Le président de l’association à cette époque, Jacques Delobel, a précisé cette conclusion dans un témoignage pour l’ouvrage « Cent ans de laïcité dans le scoutisme et l’éducation populaire » : « Le Mouvement a ses racines dans les groupes locaux. Ce sont les groupes qui ont fait l’histoire. Des responsables de groupes exceptionnels ont été des bâtisseurs et sont à l’origine d’investissements plus ou moins importants avec lesquels ils se sont parfois identifiés. D’autres se sont lancés dans des services vacances parfois sociaux. Tout cela a conduit à une diversité parfois difficile à gérer. Comment faire pour que l’association ne soit pas mise en danger par des capitaines d’entreprises aux pieds d’argile ou qui ne se rendent pas compte que ce qui était possible ne l’est plus dans une société qui évolue ?

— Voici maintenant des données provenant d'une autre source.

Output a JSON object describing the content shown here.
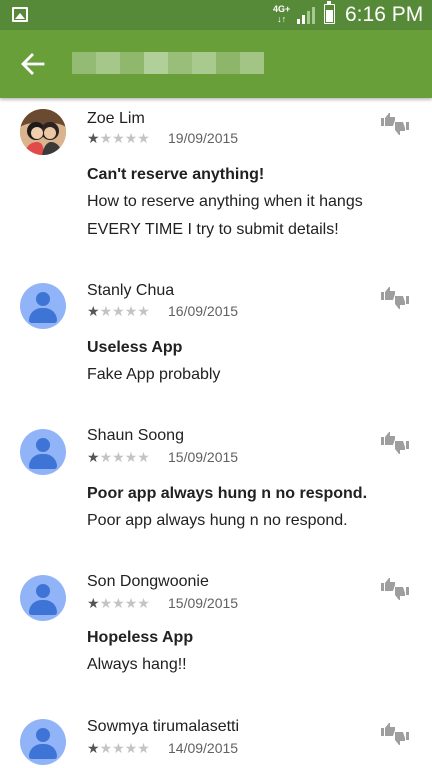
{
  "status_bar": {
    "network_top": "4G+",
    "network_bottom": "↓↑",
    "time": "6:16 PM",
    "icons": [
      "gallery-icon",
      "signal-icon",
      "battery-icon"
    ]
  },
  "app_bar": {
    "back_icon": "arrow-left-icon",
    "title_redacted": true,
    "colors": {
      "status_bar": "#568a38",
      "app_bar": "#689f38"
    }
  },
  "reviews": [
    {
      "name": "Zoe Lim",
      "rating": 1,
      "max_rating": 5,
      "date": "19/09/2015",
      "title": "Can't reserve anything!",
      "body_line1": "How to reserve anything when it hangs",
      "body_line2": "EVERY TIME I try to submit details!",
      "avatar": "photo"
    },
    {
      "name": "Stanly Chua",
      "rating": 1,
      "max_rating": 5,
      "date": "16/09/2015",
      "title": "Useless App",
      "body_line1": "Fake App probably",
      "avatar": "default"
    },
    {
      "name": "Shaun Soong",
      "rating": 1,
      "max_rating": 5,
      "date": "15/09/2015",
      "title": "Poor app always hung n no respond.",
      "body_line1": "Poor app always hung n no respond.",
      "avatar": "default"
    },
    {
      "name": "Son Dongwoonie",
      "rating": 1,
      "max_rating": 5,
      "date": "15/09/2015",
      "title": "Hopeless App",
      "body_line1": "Always hang!!",
      "avatar": "default"
    },
    {
      "name": "Sowmya tirumalasetti",
      "rating": 1,
      "max_rating": 5,
      "date": "14/09/2015",
      "avatar": "default"
    }
  ]
}
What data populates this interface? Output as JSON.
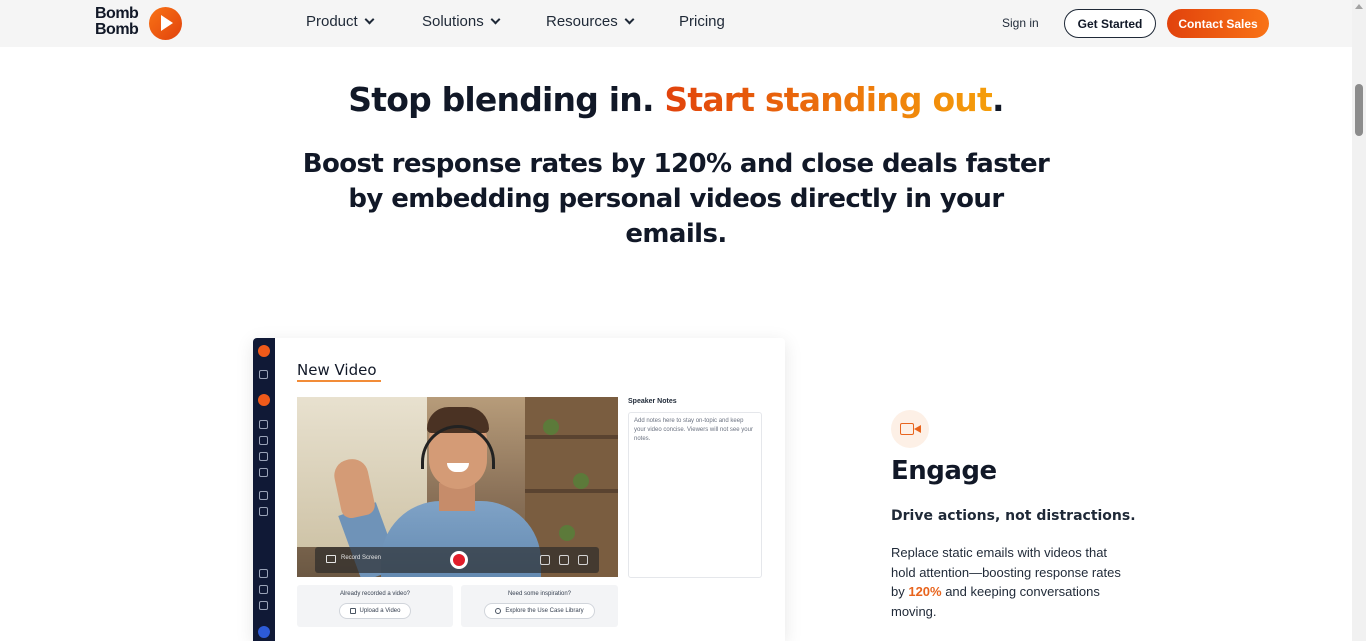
{
  "header": {
    "logo_line1": "Bomb",
    "logo_line2": "Bomb",
    "nav": [
      {
        "label": "Product",
        "has_dropdown": true
      },
      {
        "label": "Solutions",
        "has_dropdown": true
      },
      {
        "label": "Resources",
        "has_dropdown": true
      },
      {
        "label": "Pricing",
        "has_dropdown": false
      }
    ],
    "sign_in": "Sign in",
    "get_started": "Get Started",
    "contact_sales": "Contact Sales"
  },
  "hero": {
    "title_part1": "Stop blending in. ",
    "title_accent": "Start standing out",
    "title_end": ".",
    "subtitle": "Boost response rates by 120% and close deals faster by embedding personal videos directly in your emails."
  },
  "mockup": {
    "title": "New Video",
    "record_screen": "Record Screen",
    "speaker_notes_label": "Speaker Notes",
    "speaker_notes_placeholder": "Add notes here to stay on-topic and keep your video concise. Viewers will not see your notes.",
    "card_upload_title": "Already recorded a video?",
    "card_upload_button": "Upload a Video",
    "card_library_title": "Need some inspiration?",
    "card_library_button": "Explore the Use Case Library"
  },
  "feature": {
    "icon": "video-camera-icon",
    "title": "Engage",
    "subtitle": "Drive actions, not distractions.",
    "body_before": "Replace static emails with videos that hold attention—boosting response rates by ",
    "body_highlight": "120%",
    "body_after": " and keeping conversations moving."
  },
  "colors": {
    "accent": "#e8641d",
    "accent_dark": "#e1420c",
    "text": "#111827",
    "sidebar": "#101936",
    "header_bg": "#f5f5f5"
  }
}
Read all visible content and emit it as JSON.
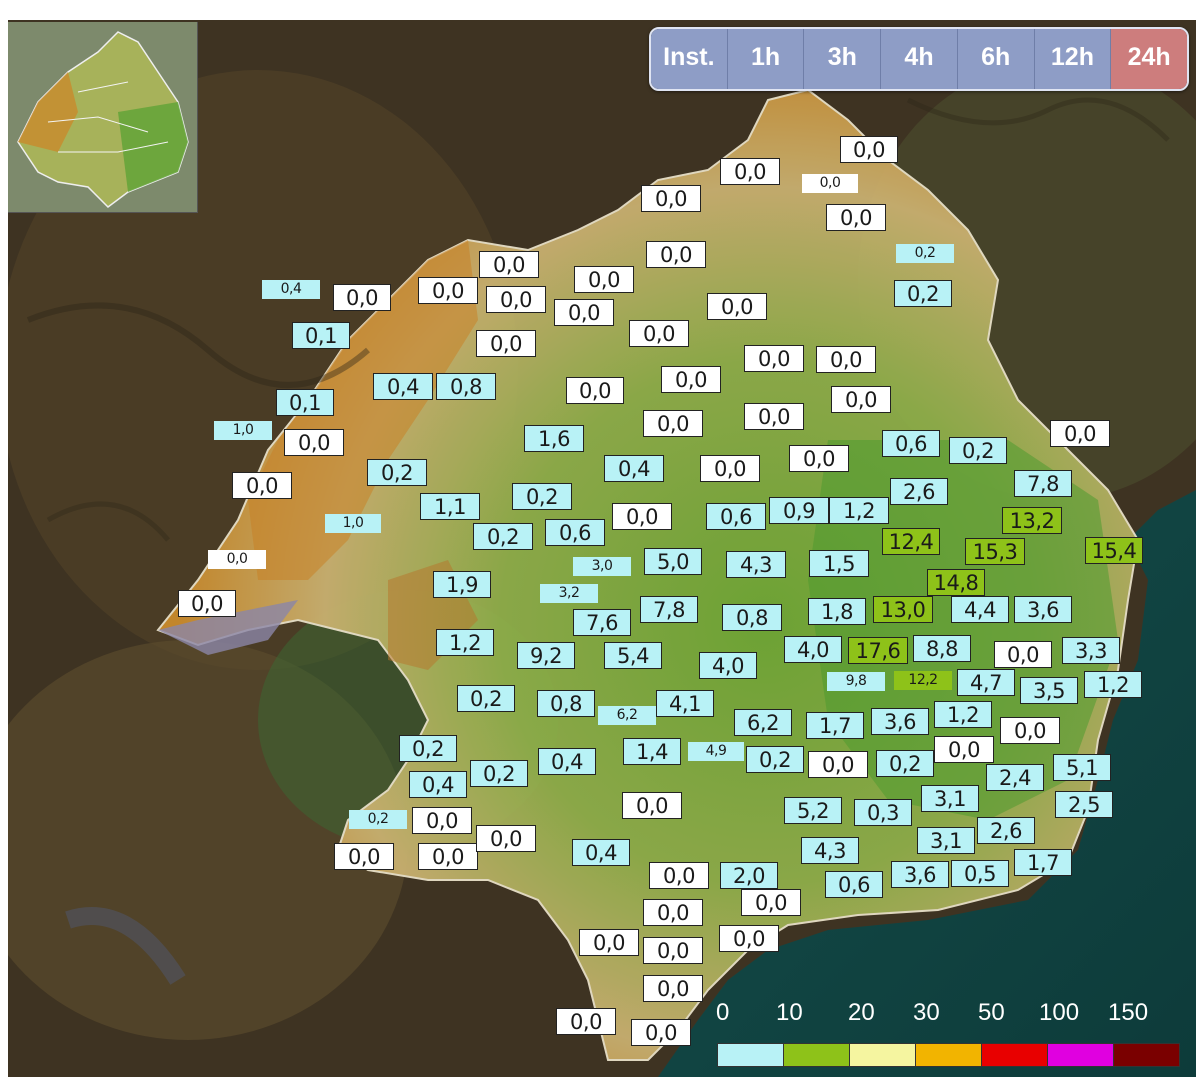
{
  "tabs": [
    {
      "label": "Inst.",
      "active": false
    },
    {
      "label": "1h",
      "active": false
    },
    {
      "label": "3h",
      "active": false
    },
    {
      "label": "4h",
      "active": false
    },
    {
      "label": "6h",
      "active": false
    },
    {
      "label": "12h",
      "active": false
    },
    {
      "label": "24h",
      "active": true
    }
  ],
  "legend": {
    "ticks": [
      "0",
      "10",
      "20",
      "30",
      "50",
      "100",
      "150"
    ],
    "colors": [
      "#b8f2f6",
      "#8ec219",
      "#f5f5a0",
      "#f2b400",
      "#e80000",
      "#e000e0",
      "#7a0000"
    ]
  },
  "class_colors": {
    "white": "#ffffff",
    "cyan": "#b8f2f6",
    "green": "#8ec219"
  },
  "stations": [
    {
      "v": "0,0",
      "c": "c0"
    },
    {
      "v": "0,0",
      "c": "c0"
    },
    {
      "v": "0,0",
      "c": "c0"
    },
    {
      "v": "0,0",
      "c": "c0"
    },
    {
      "v": "0,0",
      "c": "c0"
    },
    {
      "v": "0,2",
      "c": "c1"
    },
    {
      "v": "0,2",
      "c": "c1"
    },
    {
      "v": "0,0",
      "c": "c0"
    },
    {
      "v": "0,4",
      "c": "c1"
    },
    {
      "v": "0,0",
      "c": "c0"
    },
    {
      "v": "0,0",
      "c": "c0"
    },
    {
      "v": "0,0",
      "c": "c0"
    },
    {
      "v": "0,0",
      "c": "c0"
    },
    {
      "v": "0,0",
      "c": "c0"
    },
    {
      "v": "0,0",
      "c": "c0"
    },
    {
      "v": "0,0",
      "c": "c0"
    },
    {
      "v": "0,0",
      "c": "c0"
    },
    {
      "v": "0,1",
      "c": "c1"
    },
    {
      "v": "0,0",
      "c": "c0"
    },
    {
      "v": "0,0",
      "c": "c0"
    },
    {
      "v": "0,0",
      "c": "c0"
    },
    {
      "v": "0,0",
      "c": "c0"
    },
    {
      "v": "0,4",
      "c": "c1"
    },
    {
      "v": "0,8",
      "c": "c1"
    },
    {
      "v": "0,0",
      "c": "c0"
    },
    {
      "v": "0,0",
      "c": "c0"
    },
    {
      "v": "0,0",
      "c": "c0"
    },
    {
      "v": "0,1",
      "c": "c1"
    },
    {
      "v": "0,0",
      "c": "c0"
    },
    {
      "v": "0,0",
      "c": "c0"
    },
    {
      "v": "1,0",
      "c": "c1"
    },
    {
      "v": "0,0",
      "c": "c0"
    },
    {
      "v": "1,6",
      "c": "c1"
    },
    {
      "v": "0,6",
      "c": "c1"
    },
    {
      "v": "0,2",
      "c": "c1"
    },
    {
      "v": "0,0",
      "c": "c0"
    },
    {
      "v": "0,2",
      "c": "c1"
    },
    {
      "v": "0,4",
      "c": "c1"
    },
    {
      "v": "0,0",
      "c": "c0"
    },
    {
      "v": "0,0",
      "c": "c0"
    },
    {
      "v": "7,8",
      "c": "c1"
    },
    {
      "v": "0,0",
      "c": "c0"
    },
    {
      "v": "2,6",
      "c": "c1"
    },
    {
      "v": "1,1",
      "c": "c1"
    },
    {
      "v": "0,2",
      "c": "c1"
    },
    {
      "v": "1,0",
      "c": "c1"
    },
    {
      "v": "0,2",
      "c": "c1"
    },
    {
      "v": "0,6",
      "c": "c1"
    },
    {
      "v": "0,0",
      "c": "c0"
    },
    {
      "v": "0,6",
      "c": "c1"
    },
    {
      "v": "0,9",
      "c": "c1"
    },
    {
      "v": "1,2",
      "c": "c1"
    },
    {
      "v": "13,2",
      "c": "c2"
    },
    {
      "v": "12,4",
      "c": "c2"
    },
    {
      "v": "15,3",
      "c": "c2"
    },
    {
      "v": "15,4",
      "c": "c2"
    },
    {
      "v": "0,0",
      "c": "c0"
    },
    {
      "v": "3,0",
      "c": "c1"
    },
    {
      "v": "5,0",
      "c": "c1"
    },
    {
      "v": "4,3",
      "c": "c1"
    },
    {
      "v": "1,5",
      "c": "c1"
    },
    {
      "v": "14,8",
      "c": "c2"
    },
    {
      "v": "0,0",
      "c": "c0"
    },
    {
      "v": "1,9",
      "c": "c1"
    },
    {
      "v": "3,2",
      "c": "c1"
    },
    {
      "v": "7,8",
      "c": "c1"
    },
    {
      "v": "7,6",
      "c": "c1"
    },
    {
      "v": "0,8",
      "c": "c1"
    },
    {
      "v": "1,8",
      "c": "c1"
    },
    {
      "v": "13,0",
      "c": "c2"
    },
    {
      "v": "4,4",
      "c": "c1"
    },
    {
      "v": "3,6",
      "c": "c1"
    },
    {
      "v": "1,2",
      "c": "c1"
    },
    {
      "v": "9,2",
      "c": "c1"
    },
    {
      "v": "5,4",
      "c": "c1"
    },
    {
      "v": "4,0",
      "c": "c1"
    },
    {
      "v": "4,0",
      "c": "c1"
    },
    {
      "v": "17,6",
      "c": "c2"
    },
    {
      "v": "8,8",
      "c": "c1"
    },
    {
      "v": "0,0",
      "c": "c0"
    },
    {
      "v": "3,3",
      "c": "c1"
    },
    {
      "v": "9,8",
      "c": "c1"
    },
    {
      "v": "12,2",
      "c": "c2"
    },
    {
      "v": "4,7",
      "c": "c1"
    },
    {
      "v": "3,5",
      "c": "c1"
    },
    {
      "v": "1,2",
      "c": "c1"
    },
    {
      "v": "0,2",
      "c": "c1"
    },
    {
      "v": "0,8",
      "c": "c1"
    },
    {
      "v": "4,1",
      "c": "c1"
    },
    {
      "v": "6,2",
      "c": "c1"
    },
    {
      "v": "6,2",
      "c": "c1"
    },
    {
      "v": "1,7",
      "c": "c1"
    },
    {
      "v": "3,6",
      "c": "c1"
    },
    {
      "v": "1,2",
      "c": "c1"
    },
    {
      "v": "0,0",
      "c": "c0"
    },
    {
      "v": "0,2",
      "c": "c1"
    },
    {
      "v": "0,4",
      "c": "c1"
    },
    {
      "v": "1,4",
      "c": "c1"
    },
    {
      "v": "4,9",
      "c": "c1"
    },
    {
      "v": "0,2",
      "c": "c1"
    },
    {
      "v": "0,0",
      "c": "c0"
    },
    {
      "v": "0,2",
      "c": "c1"
    },
    {
      "v": "0,0",
      "c": "c0"
    },
    {
      "v": "2,4",
      "c": "c1"
    },
    {
      "v": "5,1",
      "c": "c1"
    },
    {
      "v": "0,4",
      "c": "c1"
    },
    {
      "v": "0,2",
      "c": "c1"
    },
    {
      "v": "3,1",
      "c": "c1"
    },
    {
      "v": "2,5",
      "c": "c1"
    },
    {
      "v": "0,0",
      "c": "c0"
    },
    {
      "v": "5,2",
      "c": "c1"
    },
    {
      "v": "0,3",
      "c": "c1"
    },
    {
      "v": "0,2",
      "c": "c1"
    },
    {
      "v": "0,0",
      "c": "c0"
    },
    {
      "v": "0,0",
      "c": "c0"
    },
    {
      "v": "0,0",
      "c": "c0"
    },
    {
      "v": "0,0",
      "c": "c0"
    },
    {
      "v": "0,4",
      "c": "c1"
    },
    {
      "v": "4,3",
      "c": "c1"
    },
    {
      "v": "3,1",
      "c": "c1"
    },
    {
      "v": "2,6",
      "c": "c1"
    },
    {
      "v": "0,0",
      "c": "c0"
    },
    {
      "v": "2,0",
      "c": "c1"
    },
    {
      "v": "0,6",
      "c": "c1"
    },
    {
      "v": "3,6",
      "c": "c1"
    },
    {
      "v": "0,5",
      "c": "c1"
    },
    {
      "v": "1,7",
      "c": "c1"
    },
    {
      "v": "0,0",
      "c": "c0"
    },
    {
      "v": "0,0",
      "c": "c0"
    },
    {
      "v": "0,0",
      "c": "c0"
    },
    {
      "v": "0,0",
      "c": "c0"
    },
    {
      "v": "0,0",
      "c": "c0"
    },
    {
      "v": "0,0",
      "c": "c0"
    },
    {
      "v": "0,0",
      "c": "c0"
    },
    {
      "v": "0,0",
      "c": "c0"
    }
  ]
}
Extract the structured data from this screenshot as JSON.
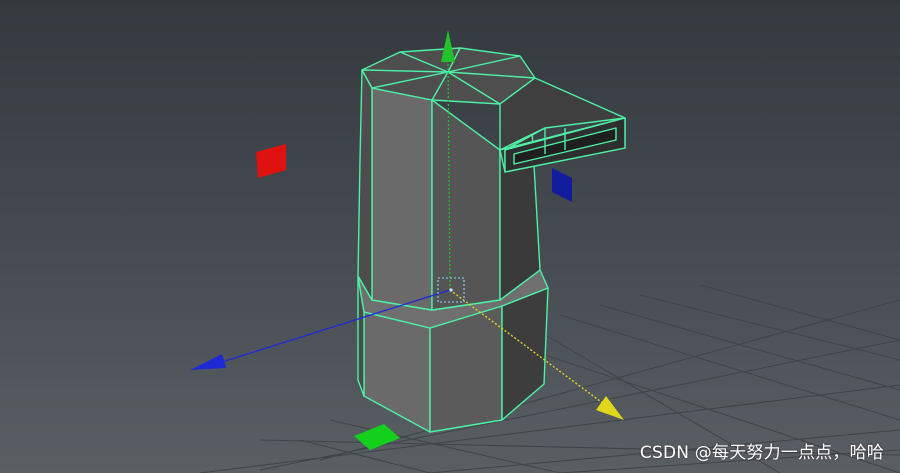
{
  "viewport": {
    "background_top": "#34393e",
    "background_bottom": "#5a5f64",
    "grid_color": "#3f4448",
    "wire_color": "#4ef0a6",
    "face_color": "#5d5d5d"
  },
  "manipulator": {
    "x_axis_color": "#1f2ad6",
    "y_axis_color": "#22c22a",
    "z_axis_color": "#e2d61c",
    "plane_handles": {
      "red": "#e01111",
      "blue": "#101c9c",
      "green": "#12d01c"
    }
  },
  "watermark": {
    "text": "CSDN @每天努力一点点，哈哈"
  }
}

Il a fallu se préoccuper de Saint Jorioz, des circuits Corse… et nous n’avons pas toujours pris le maximum de précautions pour ne pas blesser ces grands hommes qui ont tant donné. Mais il fallait bien pourtant anticiper sur des situations insupportables et trancher lorsque notre bien commun nous semblait menacé. Nous avons du juger, hélas. ».
Malheureusement donc, les Circuits étaient devenus une réalisation personnelle, d’une personnalité, d’une famille et d’une équipe plus que d’une association, et la séparation a été mal vécue. Apparemment cette décision, longuement expliquée au responsable et à son équipe, n’a pas été comprise et a été vécue dans sa composante personnelle et non dans l’optique d’une collectivité. C’est dommage… Car le service des Circuits Corse n’a pas été le seul concerné, le Mouvement a tourné la page après les belles années des « grands » services vacances (Saint-Jorioz, la Gaillarde, Valescure, 15/24…) qui avaient ouvert la voie à un prolongement de notre scoutisme vers des populations non atteintes jusqu’alors, grâce à l’engagement des quelque fortes personnalités (René Tulpin, Claude Deru, Claire Mollet…), mais également à une évolution de leur proposition au-delà de leur scoutisme initial et à des investissements lourds.
Ces activités ne se sont pas limitées à des expériences car elles ont toutes duré plusieurs dizaines d’années, mais elles ont été relayées par d’autres au choix du Mouvement, en fonction de ses priorités. Elles restent des moments importants de l’histoire de l’éducation populaire en France et ne doivent pas être limitées à quelques conflits de personnes.